Geins’t Naït + L. Petitgand – Like This Maybe Or This

Mind Travels / Ici d’Ailleurs

www.icidailleurs.com

La collaboration de Thierry Mérigout, cœur de Geins’t Naït, avec Laurent Petitgand n’est pas nouvelle, au point que ce dernier semble naturellement membre de cette formation qui n’en est pas vraiment une. La musique de Geins’t Naït a peut-être pour attribut principal de ne pas être réductible, tant elle semble s’échapper de toutes les tendances qu’elle explore. Les musiques punk, industrielles et plus largement expérimentales y ont souvent été traitées comme une garde-robe dont on se hâterait d’échanger les pièces des costumes, d’accourcir les manches, de déchirer les pattes. Héritière de Dada, du surréalisme sûrement, elle est aussi certainement un dédale onirique.

Mind Travels la branche expérimentale et classique contemporain du label nancéen Ici d’Ailleurs, édite ici pour la troisième fois une collaboration GN / Petitgand. Celle-ci s’en distingue (Je vous dis, inaugurant la collection en 2014, était plus résolument électronique et mélancolique) en prenant pour manifeste traversant l’album, l’idée même de la versatilité qui sillonne la carrière de GN. « Toute histoire a une forme, nous prévient en anglais une voix dans un discours enregistré plaqué sur le premier morceau Shape of Stories, et la forme de chaque histoire est différente de celle de toute autre histoire. Comme ceci peut-être, ou ça. » Titre de l’album et manifeste ouvrant ses tiroirs de possibilités, cette phrase montre une intention narrative forte. Chaque morceau sera, est, tel une histoire, dont les contours changeants s’apparentent à la ductilité des rêves. Forme d’expression sans sens, la musique s’assume ainsi comme stimulatrice d’images, charge à l’auditeur de les agréger en « histoires ». Tel est le jeu, suivons-le.

Une histoire peut être linéaire, ou zigzaguer, ou se boucler, nous prévient encore la voix, didactique. Décidément mise en abyme, la musique du duo illustre ces possibilités. Des samples et des instruments construisent les uns comme les autres des séquences sur lesquelles évoluent un peuple insectoïde d’effets électroniques mais aussi des voix, des esquisses mélodiques. Ailleurs c’est un retour plus assumé à l’inquiétude des rêves sombres, aux expériences postindustrielles que l’on entendait aussi chez Brume. Les insectes se transforment sans vergogne en batraciens, l’intemporel du romantisme éclairé et minimaliste s’éclipse au profit d’anciennes manières de claudications électro. Car ce voyage (aux évocations – osons le mot – steampunk) dans les images tant classiques que mécaniques et par là même filmiques, est aussi un voyage dans le temps et même une confrontation des époques, qu’il faudra accepter pour pouvoir apprécier l’album. Pas de mode ici, pas de courant unique, aussi bifurqué et flexible pourrait-il être. Une histoire se compose, se complexifie, et les deux musiciens s’abîment dans les torsades synthétiques (Hac, Chut, Guido 10…) comme ils s’exposent aux cordes (Naga…) ou hybrident les deux (Bagd…). La voix revient périodiquement, en tête ou en queue de morceau « Like this maybe, or this », ouvrant et fermant alternativement les portes de pièces se succédant, procédant d’un même lieu mais offrant chacune sa propre architecture.

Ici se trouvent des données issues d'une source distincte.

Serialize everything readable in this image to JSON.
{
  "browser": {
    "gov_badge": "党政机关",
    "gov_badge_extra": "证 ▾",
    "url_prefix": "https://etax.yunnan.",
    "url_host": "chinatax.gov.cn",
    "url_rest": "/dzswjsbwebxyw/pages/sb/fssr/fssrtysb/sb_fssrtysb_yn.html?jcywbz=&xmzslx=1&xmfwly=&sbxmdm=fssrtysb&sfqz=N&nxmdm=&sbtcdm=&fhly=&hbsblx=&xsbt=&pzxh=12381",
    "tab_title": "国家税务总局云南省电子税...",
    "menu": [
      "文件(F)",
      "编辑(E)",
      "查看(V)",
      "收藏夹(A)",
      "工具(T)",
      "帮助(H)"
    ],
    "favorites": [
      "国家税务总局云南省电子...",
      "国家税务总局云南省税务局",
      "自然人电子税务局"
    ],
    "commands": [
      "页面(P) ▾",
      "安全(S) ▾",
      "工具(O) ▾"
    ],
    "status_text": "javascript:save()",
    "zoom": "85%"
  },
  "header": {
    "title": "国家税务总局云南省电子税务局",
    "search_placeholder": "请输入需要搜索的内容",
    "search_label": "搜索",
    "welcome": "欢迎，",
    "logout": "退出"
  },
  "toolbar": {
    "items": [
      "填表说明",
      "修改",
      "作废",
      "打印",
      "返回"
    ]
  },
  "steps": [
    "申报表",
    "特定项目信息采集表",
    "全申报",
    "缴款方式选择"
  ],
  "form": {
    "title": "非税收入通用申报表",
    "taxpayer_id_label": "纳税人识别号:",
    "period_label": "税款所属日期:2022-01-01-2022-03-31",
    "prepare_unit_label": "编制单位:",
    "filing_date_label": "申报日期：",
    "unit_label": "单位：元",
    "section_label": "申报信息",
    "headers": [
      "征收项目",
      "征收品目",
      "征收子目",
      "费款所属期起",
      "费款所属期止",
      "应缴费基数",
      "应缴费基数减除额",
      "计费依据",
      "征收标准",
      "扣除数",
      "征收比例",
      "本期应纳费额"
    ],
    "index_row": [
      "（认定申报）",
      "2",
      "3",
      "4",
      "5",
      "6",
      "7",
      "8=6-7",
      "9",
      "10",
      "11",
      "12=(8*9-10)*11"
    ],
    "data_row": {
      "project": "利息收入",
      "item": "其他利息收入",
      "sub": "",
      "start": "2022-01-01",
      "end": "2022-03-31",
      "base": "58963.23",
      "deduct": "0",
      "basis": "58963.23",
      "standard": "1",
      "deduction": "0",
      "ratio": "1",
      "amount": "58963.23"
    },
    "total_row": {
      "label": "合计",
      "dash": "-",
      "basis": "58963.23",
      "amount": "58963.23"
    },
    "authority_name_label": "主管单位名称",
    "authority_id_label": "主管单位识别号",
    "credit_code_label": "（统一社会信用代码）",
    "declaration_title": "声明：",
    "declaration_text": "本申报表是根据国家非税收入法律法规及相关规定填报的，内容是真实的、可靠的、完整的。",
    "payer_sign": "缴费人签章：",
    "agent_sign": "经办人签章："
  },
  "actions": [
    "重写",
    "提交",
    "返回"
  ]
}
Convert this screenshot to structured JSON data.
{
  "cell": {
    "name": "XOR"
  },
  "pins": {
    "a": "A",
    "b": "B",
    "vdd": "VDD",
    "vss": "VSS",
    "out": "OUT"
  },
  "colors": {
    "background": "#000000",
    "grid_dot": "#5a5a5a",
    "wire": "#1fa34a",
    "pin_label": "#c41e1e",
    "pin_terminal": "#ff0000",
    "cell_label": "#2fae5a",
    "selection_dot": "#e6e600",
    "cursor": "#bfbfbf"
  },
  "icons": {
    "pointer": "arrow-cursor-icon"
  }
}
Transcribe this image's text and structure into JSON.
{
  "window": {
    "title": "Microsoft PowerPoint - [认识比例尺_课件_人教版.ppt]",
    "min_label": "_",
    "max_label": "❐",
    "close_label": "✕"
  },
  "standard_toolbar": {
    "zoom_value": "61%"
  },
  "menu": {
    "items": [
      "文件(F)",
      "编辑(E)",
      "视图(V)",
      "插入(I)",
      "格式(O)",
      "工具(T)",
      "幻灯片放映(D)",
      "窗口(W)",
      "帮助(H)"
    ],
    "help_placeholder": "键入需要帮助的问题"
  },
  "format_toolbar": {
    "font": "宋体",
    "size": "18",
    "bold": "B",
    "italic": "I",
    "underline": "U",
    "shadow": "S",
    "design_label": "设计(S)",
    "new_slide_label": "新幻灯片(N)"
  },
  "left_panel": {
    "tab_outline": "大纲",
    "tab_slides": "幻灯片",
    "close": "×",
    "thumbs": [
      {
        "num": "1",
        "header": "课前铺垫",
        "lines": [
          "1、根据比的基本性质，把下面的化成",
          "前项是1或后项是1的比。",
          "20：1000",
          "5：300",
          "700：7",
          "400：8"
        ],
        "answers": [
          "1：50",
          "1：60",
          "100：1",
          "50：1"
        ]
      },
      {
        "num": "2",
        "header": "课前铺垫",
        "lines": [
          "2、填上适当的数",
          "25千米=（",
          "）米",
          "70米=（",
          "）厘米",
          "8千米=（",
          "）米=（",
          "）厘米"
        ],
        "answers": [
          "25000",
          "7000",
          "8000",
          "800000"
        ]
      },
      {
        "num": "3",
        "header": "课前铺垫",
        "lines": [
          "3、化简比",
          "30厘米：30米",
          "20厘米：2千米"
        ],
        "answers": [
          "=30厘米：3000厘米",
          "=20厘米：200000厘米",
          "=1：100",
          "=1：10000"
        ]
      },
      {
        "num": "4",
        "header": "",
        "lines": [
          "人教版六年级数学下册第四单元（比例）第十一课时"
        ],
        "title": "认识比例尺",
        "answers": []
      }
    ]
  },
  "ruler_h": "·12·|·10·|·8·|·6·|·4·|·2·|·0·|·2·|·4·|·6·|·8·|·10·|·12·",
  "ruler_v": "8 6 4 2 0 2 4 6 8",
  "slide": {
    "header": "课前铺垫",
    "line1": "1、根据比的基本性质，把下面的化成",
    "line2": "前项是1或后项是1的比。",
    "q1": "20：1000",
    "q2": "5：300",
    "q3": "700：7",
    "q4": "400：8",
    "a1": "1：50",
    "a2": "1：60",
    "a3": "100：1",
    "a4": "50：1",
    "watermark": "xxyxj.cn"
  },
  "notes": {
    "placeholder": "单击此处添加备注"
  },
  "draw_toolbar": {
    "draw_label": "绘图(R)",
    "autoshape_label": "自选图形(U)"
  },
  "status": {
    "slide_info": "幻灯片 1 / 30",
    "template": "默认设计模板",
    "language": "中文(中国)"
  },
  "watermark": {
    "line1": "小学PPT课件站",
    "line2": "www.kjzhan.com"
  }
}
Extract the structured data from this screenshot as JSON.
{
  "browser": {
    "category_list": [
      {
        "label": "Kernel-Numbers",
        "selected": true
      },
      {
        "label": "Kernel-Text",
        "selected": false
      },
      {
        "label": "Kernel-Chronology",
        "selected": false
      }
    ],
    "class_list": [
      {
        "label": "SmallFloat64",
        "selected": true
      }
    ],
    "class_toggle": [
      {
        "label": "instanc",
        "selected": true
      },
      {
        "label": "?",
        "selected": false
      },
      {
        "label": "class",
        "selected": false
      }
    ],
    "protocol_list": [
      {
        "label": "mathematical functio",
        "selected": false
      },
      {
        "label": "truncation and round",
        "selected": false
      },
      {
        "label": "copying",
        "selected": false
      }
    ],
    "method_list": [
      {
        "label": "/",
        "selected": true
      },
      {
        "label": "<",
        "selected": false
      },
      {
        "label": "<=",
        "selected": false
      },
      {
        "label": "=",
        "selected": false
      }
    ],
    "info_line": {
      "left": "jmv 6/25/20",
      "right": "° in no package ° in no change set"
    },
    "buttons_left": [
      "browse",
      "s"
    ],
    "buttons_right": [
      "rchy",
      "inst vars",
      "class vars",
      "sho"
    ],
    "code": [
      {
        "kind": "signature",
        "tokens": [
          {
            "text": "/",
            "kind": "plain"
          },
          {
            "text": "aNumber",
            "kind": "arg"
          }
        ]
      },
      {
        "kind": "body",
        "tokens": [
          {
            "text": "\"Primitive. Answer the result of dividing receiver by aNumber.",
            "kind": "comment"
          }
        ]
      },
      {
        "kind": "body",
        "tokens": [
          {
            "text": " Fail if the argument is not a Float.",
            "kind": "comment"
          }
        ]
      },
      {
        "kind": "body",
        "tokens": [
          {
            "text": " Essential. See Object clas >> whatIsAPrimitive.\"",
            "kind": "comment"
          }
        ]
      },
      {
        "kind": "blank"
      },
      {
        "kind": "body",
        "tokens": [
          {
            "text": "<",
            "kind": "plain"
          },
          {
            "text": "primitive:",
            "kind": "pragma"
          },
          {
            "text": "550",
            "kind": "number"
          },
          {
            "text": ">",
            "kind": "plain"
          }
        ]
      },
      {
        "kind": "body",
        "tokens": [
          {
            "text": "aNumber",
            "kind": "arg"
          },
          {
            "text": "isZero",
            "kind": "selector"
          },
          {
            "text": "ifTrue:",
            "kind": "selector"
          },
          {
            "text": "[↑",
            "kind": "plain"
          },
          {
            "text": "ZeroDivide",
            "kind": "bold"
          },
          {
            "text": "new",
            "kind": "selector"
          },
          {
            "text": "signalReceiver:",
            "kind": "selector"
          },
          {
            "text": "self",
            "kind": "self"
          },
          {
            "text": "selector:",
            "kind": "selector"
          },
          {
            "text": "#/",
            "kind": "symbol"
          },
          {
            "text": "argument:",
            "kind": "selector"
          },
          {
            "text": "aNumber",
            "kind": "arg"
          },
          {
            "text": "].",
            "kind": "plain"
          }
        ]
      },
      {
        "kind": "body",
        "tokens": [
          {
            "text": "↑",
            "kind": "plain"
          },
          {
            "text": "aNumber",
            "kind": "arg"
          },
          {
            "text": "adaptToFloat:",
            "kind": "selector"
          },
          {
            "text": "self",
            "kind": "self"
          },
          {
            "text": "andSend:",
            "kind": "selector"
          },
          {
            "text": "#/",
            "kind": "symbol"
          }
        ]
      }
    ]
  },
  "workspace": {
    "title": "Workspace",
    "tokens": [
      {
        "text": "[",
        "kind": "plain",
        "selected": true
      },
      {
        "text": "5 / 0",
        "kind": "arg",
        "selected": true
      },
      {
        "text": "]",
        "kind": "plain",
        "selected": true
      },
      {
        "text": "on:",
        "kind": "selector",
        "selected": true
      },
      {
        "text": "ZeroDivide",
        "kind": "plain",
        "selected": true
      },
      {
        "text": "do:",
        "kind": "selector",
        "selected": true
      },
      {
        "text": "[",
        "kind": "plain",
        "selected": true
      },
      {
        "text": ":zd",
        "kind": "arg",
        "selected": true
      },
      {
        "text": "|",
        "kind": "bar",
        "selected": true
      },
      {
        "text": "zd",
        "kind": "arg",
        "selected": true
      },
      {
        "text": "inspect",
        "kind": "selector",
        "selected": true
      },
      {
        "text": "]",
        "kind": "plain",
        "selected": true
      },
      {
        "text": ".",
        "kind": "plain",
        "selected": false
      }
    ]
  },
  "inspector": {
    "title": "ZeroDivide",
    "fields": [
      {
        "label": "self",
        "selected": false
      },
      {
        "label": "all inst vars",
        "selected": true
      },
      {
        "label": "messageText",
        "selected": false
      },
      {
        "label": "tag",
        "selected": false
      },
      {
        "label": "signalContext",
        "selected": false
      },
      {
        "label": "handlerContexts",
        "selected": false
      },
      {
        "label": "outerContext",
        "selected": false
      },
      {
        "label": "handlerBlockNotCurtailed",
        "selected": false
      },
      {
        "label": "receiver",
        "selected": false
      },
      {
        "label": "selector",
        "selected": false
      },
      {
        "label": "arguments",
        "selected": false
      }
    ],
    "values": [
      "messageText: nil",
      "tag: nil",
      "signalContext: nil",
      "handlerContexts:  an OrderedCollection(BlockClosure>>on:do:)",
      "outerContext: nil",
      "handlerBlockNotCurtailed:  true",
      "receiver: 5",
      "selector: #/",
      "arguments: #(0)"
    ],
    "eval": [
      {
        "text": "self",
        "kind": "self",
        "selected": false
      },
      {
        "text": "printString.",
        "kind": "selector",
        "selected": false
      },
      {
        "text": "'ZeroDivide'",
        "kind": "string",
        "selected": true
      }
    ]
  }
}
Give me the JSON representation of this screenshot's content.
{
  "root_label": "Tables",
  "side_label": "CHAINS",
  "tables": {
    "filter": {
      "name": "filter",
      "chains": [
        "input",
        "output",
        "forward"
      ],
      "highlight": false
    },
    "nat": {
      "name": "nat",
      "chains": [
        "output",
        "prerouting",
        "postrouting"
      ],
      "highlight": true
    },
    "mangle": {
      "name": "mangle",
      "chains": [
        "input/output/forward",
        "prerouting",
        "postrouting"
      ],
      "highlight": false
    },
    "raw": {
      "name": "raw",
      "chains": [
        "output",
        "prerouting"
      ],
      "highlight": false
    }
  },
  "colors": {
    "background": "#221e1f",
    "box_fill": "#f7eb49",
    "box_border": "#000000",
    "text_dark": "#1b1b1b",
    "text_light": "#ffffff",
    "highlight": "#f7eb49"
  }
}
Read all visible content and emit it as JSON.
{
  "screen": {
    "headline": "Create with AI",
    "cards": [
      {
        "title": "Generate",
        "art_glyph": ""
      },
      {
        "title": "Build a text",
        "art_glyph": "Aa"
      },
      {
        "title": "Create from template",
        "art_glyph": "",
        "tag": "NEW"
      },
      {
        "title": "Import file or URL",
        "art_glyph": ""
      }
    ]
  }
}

Rarement le beau travail photographique d’urbex par Francis Meslet, qui illustre tous les disques de la série Mind Travels, aura montré une telle connivence avec la musique qu’il accompagne : tous les casiers ouverts ou entrouverts ou fermés du monumental meuble de métier de la pochette semblent autant de possibilités d’histoires, de morceaux instrumentaux densément peuplés.